飛島建設の子会社「磐城グリーンヒルズ」が地位を引き継ぎ、「いわきグリーンヒルズカントリークラブ」の名で開場にこぎつけた。会員制ではなく、パブリックのコースとしてのスタートだった。


そして、現在の「ヘレナ国際カントリー倶楽部」になったのが2008年(平成20年)である。

協和コーポレーションのグループ会社がいわきグリーンヒルズカントリークラブを買収、「ヘレナ国際カントリー倶楽部」という名称に変え、会員制のクラブとして再スタートしたのである。

協和グループは環境問題と取り組んでいるため、広大な土地を「CO2削減の森」として、環境に配慮した総合リゾートを目指すとゴルフ場買収の意図をアピールした。そして、施設全体を「ヘレナ・インターナショナル・クラブ」として運営、。乗馬クラブも併設して営業をはじめた。日本では初めてのゴルフと乗馬の一体施設だ。


さて、挑戦した日は真夏ではあるが湿度が低いせいかラウンドしやすい印象。

まず、クラブハウスから、スタートホールまでの距離が長い。とりわけインコースは、カートに乗って到着するまで、道を間違えたのではないかと疑ってしまう距離だ。
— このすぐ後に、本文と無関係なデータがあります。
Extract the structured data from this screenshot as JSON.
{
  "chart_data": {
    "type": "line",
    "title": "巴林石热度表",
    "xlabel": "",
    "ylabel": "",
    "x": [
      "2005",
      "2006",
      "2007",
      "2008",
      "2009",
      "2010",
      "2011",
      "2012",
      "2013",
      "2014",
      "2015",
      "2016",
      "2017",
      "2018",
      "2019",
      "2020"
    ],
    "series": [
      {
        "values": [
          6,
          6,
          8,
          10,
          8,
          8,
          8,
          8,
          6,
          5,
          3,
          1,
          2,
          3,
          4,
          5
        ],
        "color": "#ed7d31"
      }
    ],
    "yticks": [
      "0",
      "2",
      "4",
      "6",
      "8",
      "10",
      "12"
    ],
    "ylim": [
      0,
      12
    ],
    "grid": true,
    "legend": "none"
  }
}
これも敷地が広いせいなのか。

ただ、クラブハウスは馬房の建物と一体化している。


クラブハウス

当初の計画では他にゴルフ専用のクラブハウスがもっと近くに計画されていたのではなかろうか、確かにスタートホールの近くには2階建てのガラス張りのハウスが見えた。ただ、使用された気配はない。


クラブハウス?

この日の巨匠は出足がややもたついた。いつもの勝負強さにやや欠ける流れになった。しかし、折り返しを過ぎるといつもの巨匠が戻ってきた。「ドライバーは見せるため、パットは銭のため」という割り切り、パットに集中、スコアをまとめるのだった。


巨匠

名人は、素晴らしいショットがあるが、ミスもでる。その落差に頭を悩ませる結果になった。名プレイヤーは「あまり考えすぎないこと、無駄な知識を排除すること、それがシングルへの道」と言っていた。しかし、その域に達するまでの道のりがあまりにも長い。


名人

結局この日の結論は「ゴルフとは”クルタノシイ”もの」であること。日本語に翻訳すると「楽しまなきゃゴルフじゃない、苦しまなきゃゴルフじゃない」ということだった。


それにしても、ラウンドの中に視界に入ってくる高層ホテル、バブル時代のはかない夢を思い起こさせる。

人気のない未完のホテルは今でもメンテナンスだけ行われているという。かなりの費用がかかるに違いない。ここに宿泊客の訪れる日が来るのだろうか、そんなことが頭をよぎるだけに広々とした緑の光景に一抹の寂寥感が漂っているように見えた。



余談である。

2011年3月11日、東日本大震災と原発事故が起きた。この時、仮の町構想が生まれた。仮の町とは、原発事故で長期間、避難しなければならない自治体が、ほかの自治体に間借りして町を作ることだ。

仮の町の候補地として、このゴルフ場が噂された。広大な面積に目をつけ、ここに3000戸の住宅を建設する想定であった。この話はいつしか立ち消えとなった。